There are 300-night markets in Taiwan. It is a country obsessed with food; vendors line the streets selling beef noodle soup and steamed buns, barbeque skewers and bubble tea. Outside of the cities, the landscape is largely mountainous. There are hiking trails everywhere and eight national parks with hot springs, beaches and lush valleys. In the past, Taiwan has been little visited by Westerners, but that is starting to change.
Orkney is an archipelago off the north coast of Scotland made up of 70 islands, only 20 of which are inhabited. Ferries run between the islands, and each one has something to offer, puffins and guillemots on Westray, Neolithic sites on the mainland, a dramatic sea stack on Hoy, all bordered by sandstone cliffs and white sand beaches. In winter, you can see the Northern Lights. Orkney is a special place, wild and remote.
The landscape in Ethiopia is incredibly varied, from sweeping savannahs, deserts and salt flats to volcanoes and lava lakes. It’s a fantastic country for wildlife and bird watching, home to species like the Walia ibex and the Ethiopian wolf, found nowhere else in the world. It also has a fascinating cultural history; it is the birthplace of coffee, an early cradle of Christianity and the only African country that managed to avoid European colonisation.
Oaxaca is a small, colourful city in central Mexico full of colonial buildings, churches and plazas. Its restaurants and street food stalls serve up some of the best regional food in Mexico, rich, smoky moles and crispy tlayudas. There is street art on almost every corner, and the city is surrounded by mountains, Zapotec ruins and indigenous villages that are all easily accessible for day trips.
Hobart, Tasmania’s capital city, has a growing reputation for its food and art scenes.
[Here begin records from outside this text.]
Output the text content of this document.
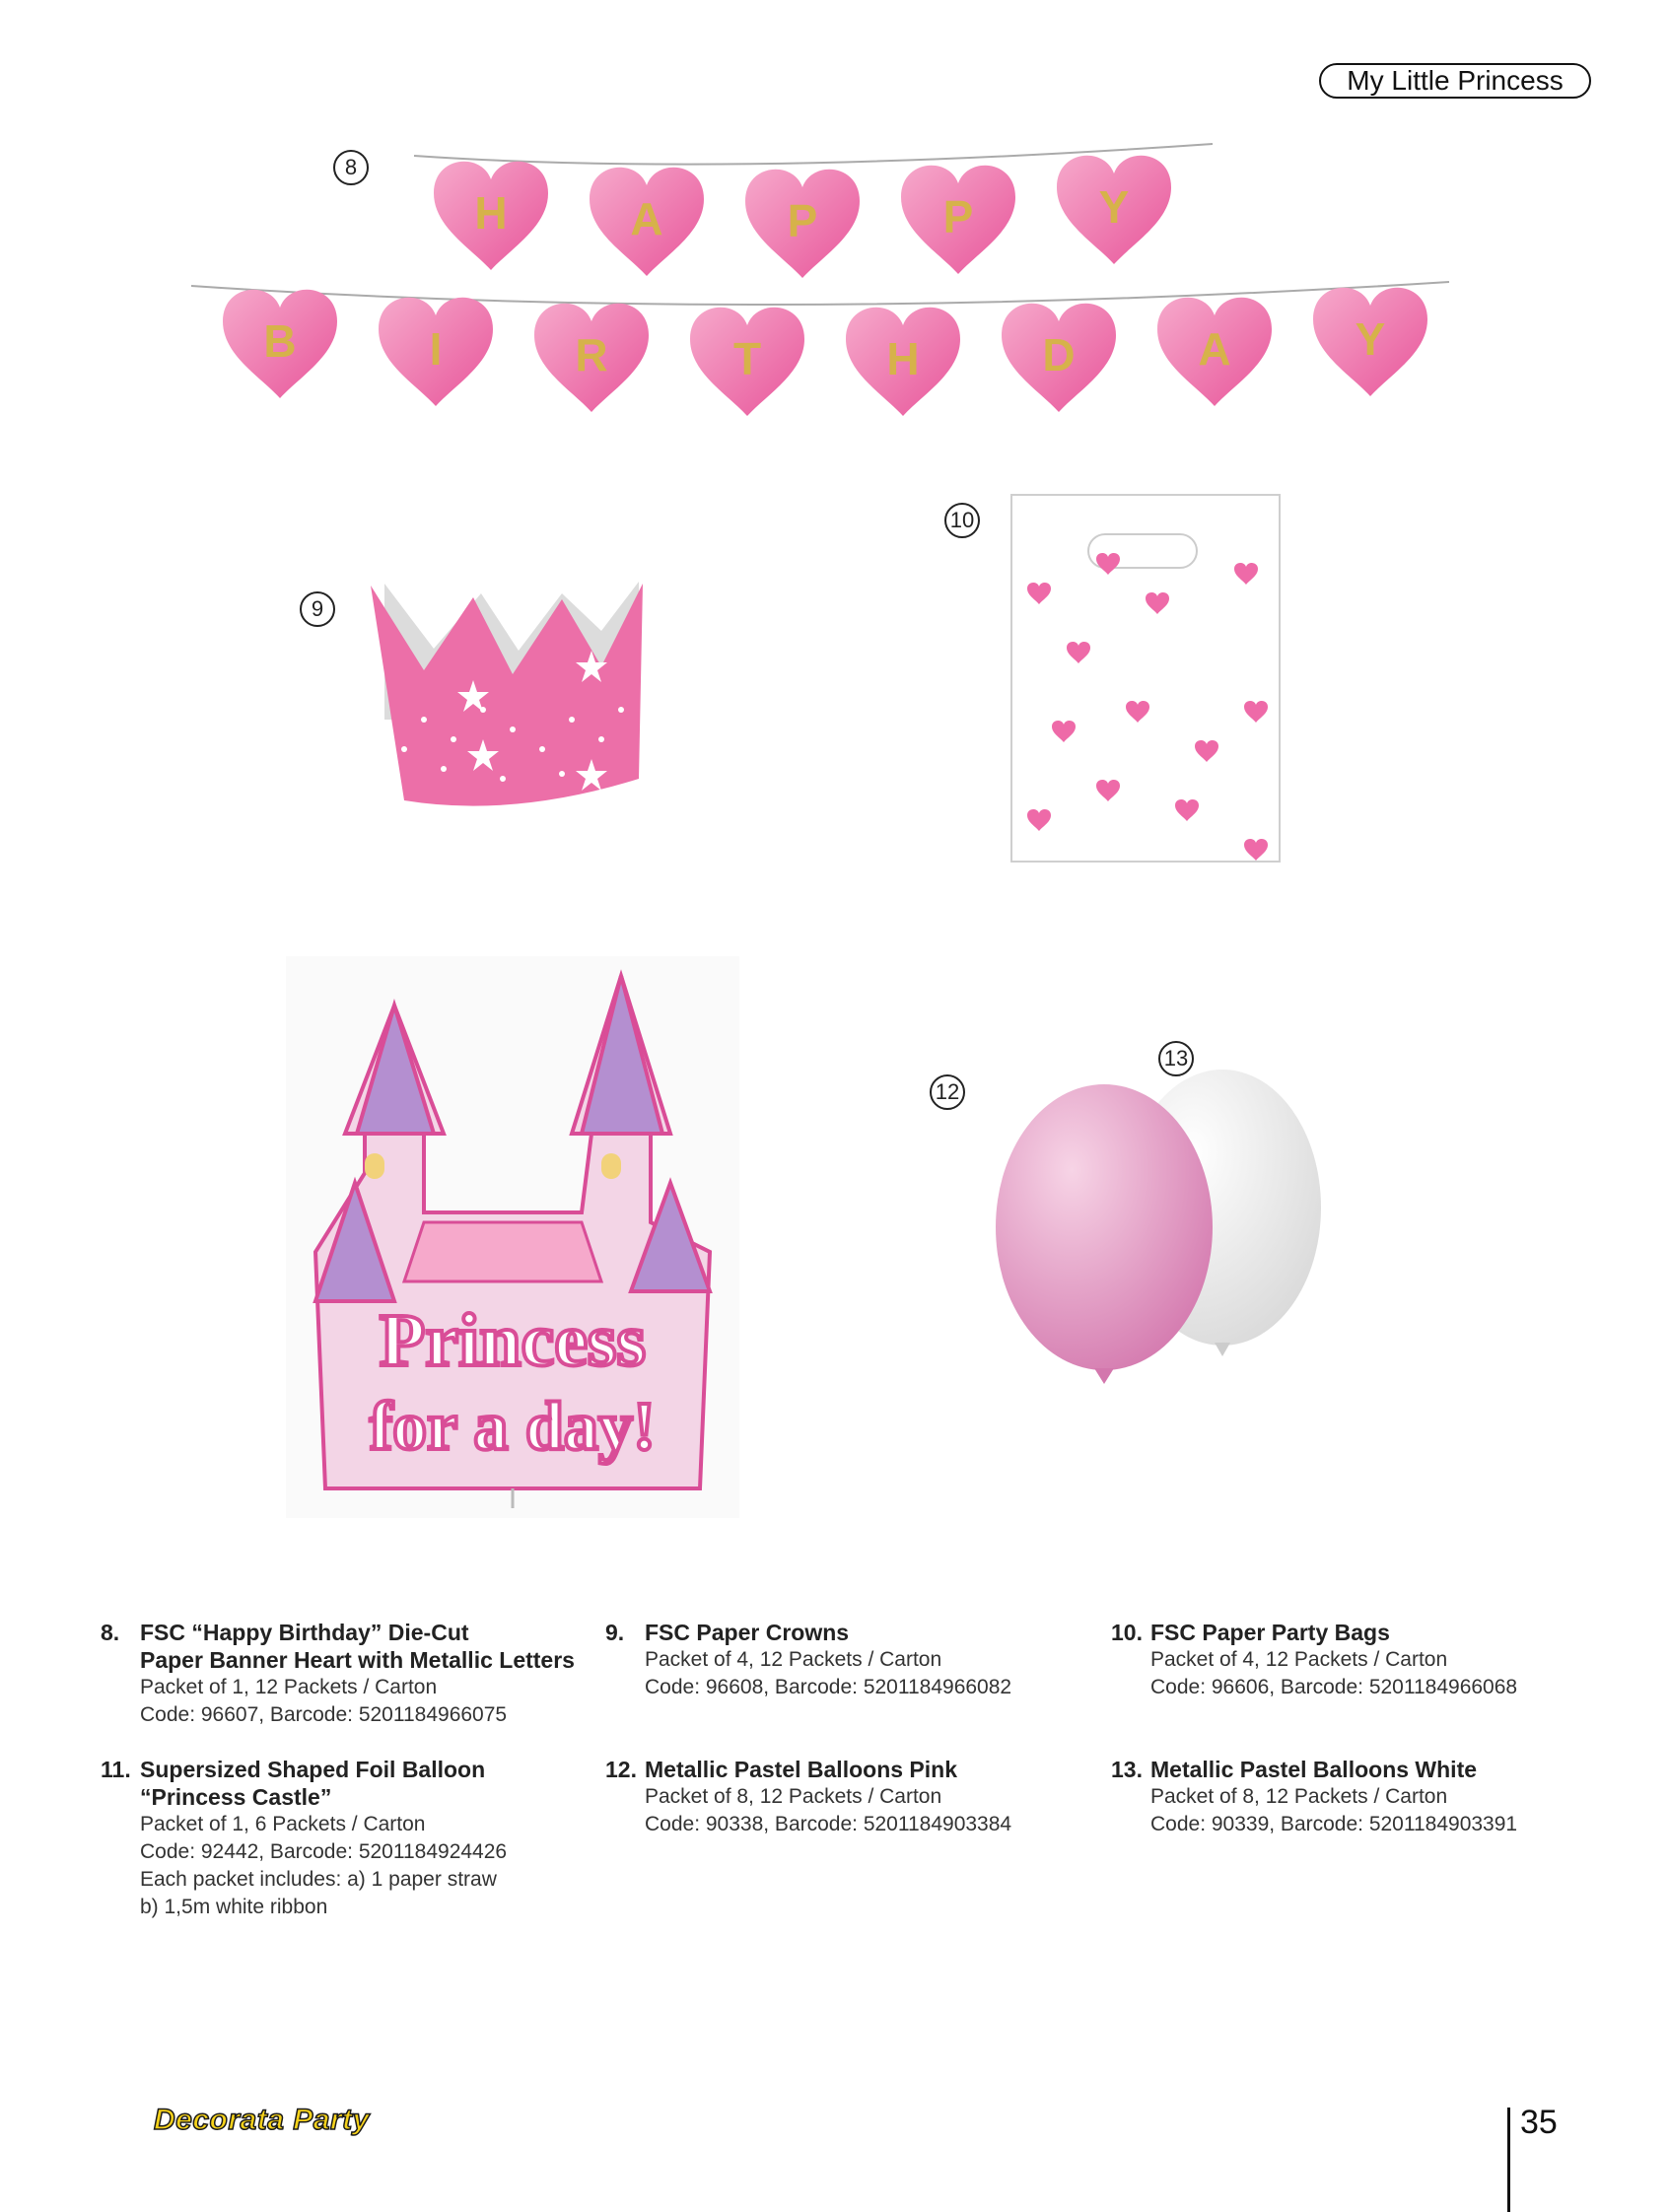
My Little Princess
8
9
10
13
12
H	A	P	P	Y
B	I	R	T	H	D	A	Y
Princess
for a day!
8. FSC “Happy Birthday” Die-Cut
Paper Banner Heart with Metallic Letters
Packet of 1, 12 Packets / Carton
Code: 96607, Barcode: 5201184966075
9. FSC Paper Crowns
Packet of 4, 12 Packets / Carton
Code: 96608, Barcode: 5201184966082
10. FSC Paper Party Bags
Packet of 4, 12 Packets / Carton
Code: 96606, Barcode: 5201184966068
11. Supersized Shaped Foil Balloon
“Princess Castle”
Packet of 1, 6 Packets / Carton
Code: 92442, Barcode: 5201184924426
Each packet includes: a) 1 paper straw
b) 1,5m white ribbon
12. Metallic Pastel Balloons Pink
Packet of 8, 12 Packets / Carton
Code: 90338, Barcode: 5201184903384
13. Metallic Pastel Balloons White
Packet of 8, 12 Packets / Carton
Code: 90339, Barcode: 5201184903391
Decorata Party	35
With one of the most controversial private modern art collections in the world, a packed calendar of festivals, and restaurants that focus on local produce and innovative cuisine, it is becoming one of Australia’s most exciting cultural centres. The rest of the island has a lot to offer too, forest hiking trails, wild rivers, and the chance to spot dolphins, seals and penguins.
Atacama Desert, Chile
Standing out in the Atacama Desert, looking up at the night sky, you’ll see more stars than you’ve ever seen. It is the driest desert on earth and one of the best places for astronomy. The landscape is otherworldly, with salt flats and geysers, volcanoes and canyons. At the ALMA Observatory, in the middle of the desert, you’ll have the chance to speak to astronomers and see some of the most powerful telescopes in the world.
Helsinki is one of the lesser-visited Scandinavian capitals, but those who do go are in for a treat: eclectic architecture, design museums, foraged, seasonal food, steamy saunas, thriving nightlife, and a nation who drink more coffee than any other. It’s also surrounded by easily reachable nature, in the summer you can visit beaches and hiking trails, and in the winter go skiing and ice fishing.
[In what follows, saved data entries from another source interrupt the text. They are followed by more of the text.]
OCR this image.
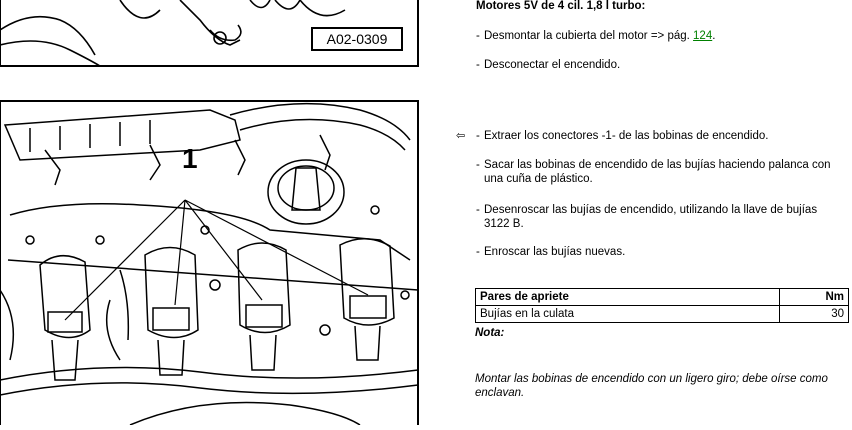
A02-0309
1
Motores 5V de 4 cil. 1,8 l turbo:
- Desmontar la cubierta del motor => pág. 124.
- Desconectar el encendido.
⇦ - Extraer los conectores -1- de las bobinas de encendido.
- Sacar las bobinas de encendido de las bujías haciendo palanca con una cuña de plástico.
- Desenroscar las bujías de encendido, utilizando la llave de bujías 3122 B.
- Enroscar las bujías nuevas.
Pares de apriete	Nm
Bujías en la culata	30
Nota:
Montar las bobinas de encendido con un ligero giro; debe oírse como enclavan.
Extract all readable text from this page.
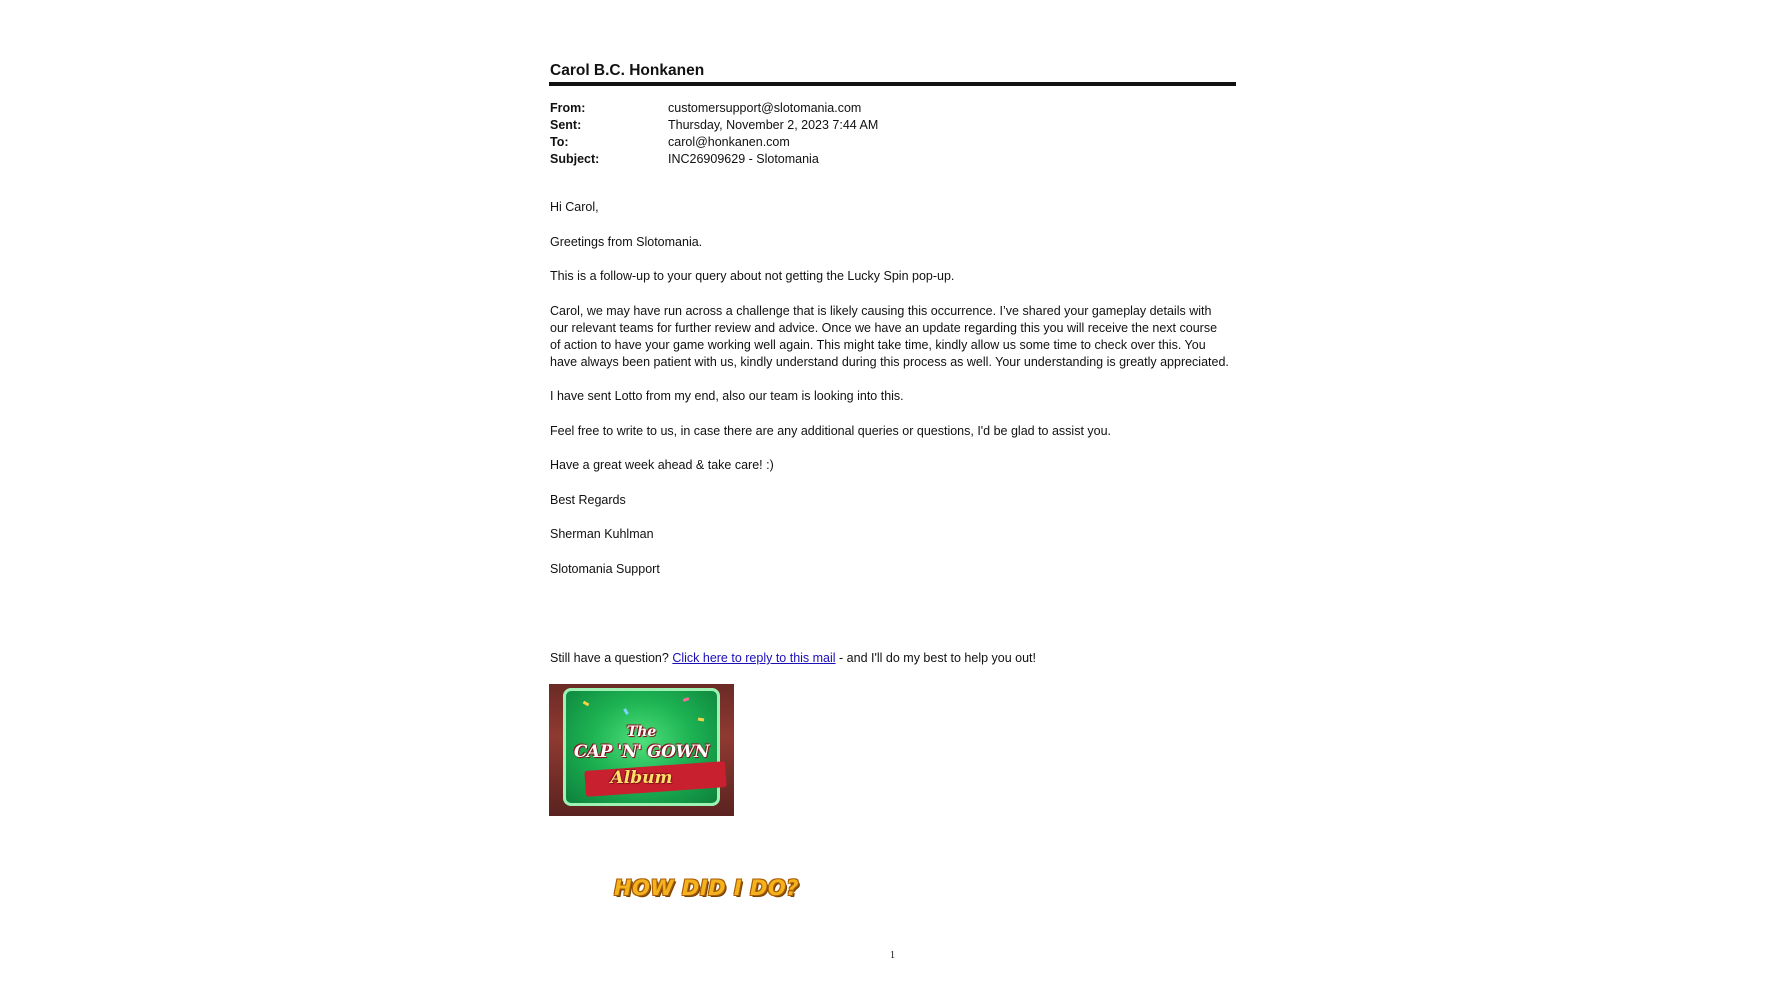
Carol B.C. Honkanen
From:	customersupport@slotomania.com
Sent:	Thursday, November 2, 2023 7:44 AM
To:	carol@honkanen.com
Subject:	INC26909629 - Slotomania

Hi Carol,

Greetings from Slotomania.

This is a follow-up to your query about not getting the Lucky Spin pop-up.

Carol, we may have run across a challenge that is likely causing this occurrence. I’ve shared your gameplay details with our relevant teams for further review and advice. Once we have an update regarding this you will receive the next course of action to have your game working well again. This might take time, kindly allow us some time to check over this. You have always been patient with us, kindly understand during this process as well. Your understanding is greatly appreciated.

I have sent Lotto from my end, also our team is looking into this.

Feel free to write to us, in case there are any additional queries or questions, I'd be glad to assist you.

Have a great week ahead & take care! :)

Best Regards

Sherman Kuhlman

Slotomania Support

Still have a question? Click here to reply to this mail - and I'll do my best to help you out!
The
CAP 'N' GOWN
Album
HOW DID I DO?
1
A short drive from the pretty capital of Ljubljana is Lake Bled, a fairy-tale lake surrounded by the Julian Alps. In the other direction, are the rolling hills and vineyards of the Vipava Valley, and the coastal city of Piran, with its terracotta-roofed Venetian Gothic buildings and sunsets over the sea. Slovenia is compact, its landscape varied and its cuisine interesting, with influences from each of its neighbours: Austria, Italy, the Balkans and Hungary.
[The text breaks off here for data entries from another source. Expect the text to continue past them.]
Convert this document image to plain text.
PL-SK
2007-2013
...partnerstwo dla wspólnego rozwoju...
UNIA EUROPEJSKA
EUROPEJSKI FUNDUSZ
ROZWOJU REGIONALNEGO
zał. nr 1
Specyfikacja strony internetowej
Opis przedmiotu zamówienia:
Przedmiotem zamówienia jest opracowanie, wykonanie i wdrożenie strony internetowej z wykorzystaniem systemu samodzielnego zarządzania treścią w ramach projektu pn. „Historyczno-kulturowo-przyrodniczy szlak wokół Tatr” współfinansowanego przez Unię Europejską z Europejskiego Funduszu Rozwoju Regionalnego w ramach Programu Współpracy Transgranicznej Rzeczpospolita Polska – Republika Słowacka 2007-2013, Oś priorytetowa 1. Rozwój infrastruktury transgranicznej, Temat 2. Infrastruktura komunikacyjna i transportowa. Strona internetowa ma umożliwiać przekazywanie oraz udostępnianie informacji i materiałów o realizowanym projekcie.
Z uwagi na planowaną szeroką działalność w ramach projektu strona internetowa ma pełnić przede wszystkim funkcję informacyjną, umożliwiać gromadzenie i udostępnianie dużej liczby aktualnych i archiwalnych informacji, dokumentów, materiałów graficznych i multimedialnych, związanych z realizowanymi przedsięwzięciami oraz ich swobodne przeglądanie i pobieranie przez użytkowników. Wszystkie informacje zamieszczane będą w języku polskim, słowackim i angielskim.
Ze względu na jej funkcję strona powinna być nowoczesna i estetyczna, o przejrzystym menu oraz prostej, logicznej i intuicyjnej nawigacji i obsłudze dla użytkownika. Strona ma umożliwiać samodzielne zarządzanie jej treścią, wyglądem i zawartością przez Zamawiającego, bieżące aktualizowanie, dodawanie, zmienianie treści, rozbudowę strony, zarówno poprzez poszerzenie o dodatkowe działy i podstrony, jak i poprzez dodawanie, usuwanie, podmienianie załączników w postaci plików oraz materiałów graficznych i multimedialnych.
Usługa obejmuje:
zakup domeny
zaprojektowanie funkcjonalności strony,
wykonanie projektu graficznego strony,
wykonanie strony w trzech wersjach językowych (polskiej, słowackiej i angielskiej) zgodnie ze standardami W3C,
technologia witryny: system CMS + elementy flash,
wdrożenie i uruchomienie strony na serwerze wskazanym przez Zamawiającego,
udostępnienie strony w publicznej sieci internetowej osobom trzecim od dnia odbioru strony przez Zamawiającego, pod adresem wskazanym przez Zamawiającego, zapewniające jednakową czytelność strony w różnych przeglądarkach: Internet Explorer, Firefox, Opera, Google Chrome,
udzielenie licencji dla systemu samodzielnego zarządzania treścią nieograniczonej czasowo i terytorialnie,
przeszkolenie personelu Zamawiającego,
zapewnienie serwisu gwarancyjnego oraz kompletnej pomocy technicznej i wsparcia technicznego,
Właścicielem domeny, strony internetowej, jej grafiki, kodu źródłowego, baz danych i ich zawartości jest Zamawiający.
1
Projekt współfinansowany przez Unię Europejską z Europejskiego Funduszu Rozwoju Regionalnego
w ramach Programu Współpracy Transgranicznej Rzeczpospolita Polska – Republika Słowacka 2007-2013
Matera is one of the oldest towns in the world. The neighbourhoods, known as sassi, are made up of limestone caves carved out of a rocky ravine. Once a symbol of the poverty of Southern Italy, there are now boutique hotels and candle-lit restaurants among the homes of the families who live there. Walking around the labyrinth of alleyways and stone stairways feels like being on a film set, it is unlike anywhere else in the world.
Next year is the 2019 Setouchi Triennale, a contemporary art festival held on the Japanese Art Islands in the Seto Inland Sea. These islands bring together sleepy fishing villages with modern art spaces. You’ll find Yayoi Kusama’s colourful pumpkins, beautiful coastal views, fresh sashimi, handmade udon noodles and serene concrete galleries. You can hire electric bikes to explore the islands and stay in yurts on the beach.